Who's in It:
Brenda Blethyn, Khan Chittenden, Richard Wilson, Russell Dykstra, Emma Booth
The Basics: A shy, apron-strings-strangled young man tries to assert his independence (in this movie, that simply means having a girlfriend), but his clingy, blousy, shrieking, failed-comedienne mother (Blethyn, especially weepy and irritating here, saying stuff like, "Give us a cuddle!") won't let him grow up. They fight, they bicker, they plead, they weep. Doesn't this sound exactly like the kind of family you'd enjoy spending 100 minutes with?
What's the Deal? Not funny enough to make you laugh, not heartwarming enough to make you cry, but definitely grating enough to make you want to get up and leave. I sat there thinking, OK, eventually, they're going to introduce me to some Dwights that I don't want to punch in the face. And that never happened.
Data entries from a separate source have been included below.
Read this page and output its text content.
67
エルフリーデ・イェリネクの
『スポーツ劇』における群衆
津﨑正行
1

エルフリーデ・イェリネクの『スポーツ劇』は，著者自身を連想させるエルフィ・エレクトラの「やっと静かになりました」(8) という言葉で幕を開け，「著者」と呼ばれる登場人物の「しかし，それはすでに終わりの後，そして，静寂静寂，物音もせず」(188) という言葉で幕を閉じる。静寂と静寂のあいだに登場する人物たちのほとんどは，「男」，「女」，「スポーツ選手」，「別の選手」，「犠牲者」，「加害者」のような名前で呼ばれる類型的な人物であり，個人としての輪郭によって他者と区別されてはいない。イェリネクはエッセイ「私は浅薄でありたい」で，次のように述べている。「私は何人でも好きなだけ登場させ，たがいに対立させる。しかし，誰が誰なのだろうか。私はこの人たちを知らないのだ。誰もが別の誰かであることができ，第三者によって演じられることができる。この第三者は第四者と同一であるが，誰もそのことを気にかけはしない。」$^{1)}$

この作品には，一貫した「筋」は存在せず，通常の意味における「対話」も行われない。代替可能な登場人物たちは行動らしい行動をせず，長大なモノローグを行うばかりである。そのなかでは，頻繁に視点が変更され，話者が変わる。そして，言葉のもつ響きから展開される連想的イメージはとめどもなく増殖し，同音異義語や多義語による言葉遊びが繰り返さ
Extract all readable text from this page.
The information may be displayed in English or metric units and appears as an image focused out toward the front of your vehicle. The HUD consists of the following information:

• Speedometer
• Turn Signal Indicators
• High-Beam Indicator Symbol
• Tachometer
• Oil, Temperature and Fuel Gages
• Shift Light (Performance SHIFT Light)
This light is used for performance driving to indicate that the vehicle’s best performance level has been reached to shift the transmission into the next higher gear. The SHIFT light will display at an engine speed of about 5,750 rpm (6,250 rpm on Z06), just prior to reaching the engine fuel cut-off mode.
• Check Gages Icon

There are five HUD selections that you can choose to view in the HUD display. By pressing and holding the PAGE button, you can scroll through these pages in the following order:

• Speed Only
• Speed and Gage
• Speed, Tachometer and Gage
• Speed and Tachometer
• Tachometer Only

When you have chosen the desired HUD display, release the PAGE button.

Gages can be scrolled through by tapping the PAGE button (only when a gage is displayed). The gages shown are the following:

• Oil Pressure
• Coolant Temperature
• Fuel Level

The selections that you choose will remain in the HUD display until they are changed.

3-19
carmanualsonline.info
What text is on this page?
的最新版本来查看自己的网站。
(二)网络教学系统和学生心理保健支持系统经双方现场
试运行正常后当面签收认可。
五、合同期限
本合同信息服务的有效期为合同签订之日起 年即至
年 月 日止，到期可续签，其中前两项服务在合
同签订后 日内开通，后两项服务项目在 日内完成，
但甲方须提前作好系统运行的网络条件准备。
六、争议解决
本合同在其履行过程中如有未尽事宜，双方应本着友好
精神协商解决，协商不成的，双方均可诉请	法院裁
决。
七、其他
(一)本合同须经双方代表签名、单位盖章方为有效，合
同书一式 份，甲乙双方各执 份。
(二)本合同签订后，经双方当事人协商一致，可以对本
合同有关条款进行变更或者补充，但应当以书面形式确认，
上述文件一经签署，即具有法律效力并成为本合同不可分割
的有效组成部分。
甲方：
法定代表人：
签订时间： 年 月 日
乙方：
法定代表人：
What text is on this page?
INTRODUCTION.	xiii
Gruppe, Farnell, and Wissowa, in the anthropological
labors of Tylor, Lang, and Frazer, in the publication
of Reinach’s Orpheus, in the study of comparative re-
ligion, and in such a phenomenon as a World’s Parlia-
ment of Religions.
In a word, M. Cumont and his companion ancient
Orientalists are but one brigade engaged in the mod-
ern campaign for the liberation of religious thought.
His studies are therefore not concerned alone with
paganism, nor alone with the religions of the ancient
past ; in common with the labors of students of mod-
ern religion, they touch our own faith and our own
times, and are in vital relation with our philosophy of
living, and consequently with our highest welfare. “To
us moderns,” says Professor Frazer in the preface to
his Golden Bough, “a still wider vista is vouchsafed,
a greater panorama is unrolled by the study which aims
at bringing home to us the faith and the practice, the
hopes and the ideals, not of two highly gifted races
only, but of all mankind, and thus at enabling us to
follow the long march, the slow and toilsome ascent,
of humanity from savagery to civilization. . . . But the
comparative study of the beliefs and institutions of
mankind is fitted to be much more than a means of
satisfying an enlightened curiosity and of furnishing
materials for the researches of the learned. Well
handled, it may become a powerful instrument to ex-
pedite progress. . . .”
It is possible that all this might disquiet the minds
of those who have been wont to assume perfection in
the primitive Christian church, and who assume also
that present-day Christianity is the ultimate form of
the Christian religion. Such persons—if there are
Points for Blethyn's Stand-Up Comedy: It's the one thing that keeps this weirdly fascinating. Her character is this sort of bawdy Rusty Warren (or female Benny Hill) whose gags always seem to involve balloon animals that look like penises, and her punch lines are always, "Oooh, look! A willie!" And because the movie doesn't judge her for her old-school terrible comedy in fact, there are cutaway shots of people, her son included, laughing like they mean it it comes off as an endorsement. So it's full of strange moments like that.
Hey, Sundance People, Don't Be Confused by the Title and Make the Mistake of Seeing It Twice: There (and presumably in its native Australia, too) it was called Clubland.
If I Ran the Marketing Division: The tagline would read: "You'll be sorry you ever met them."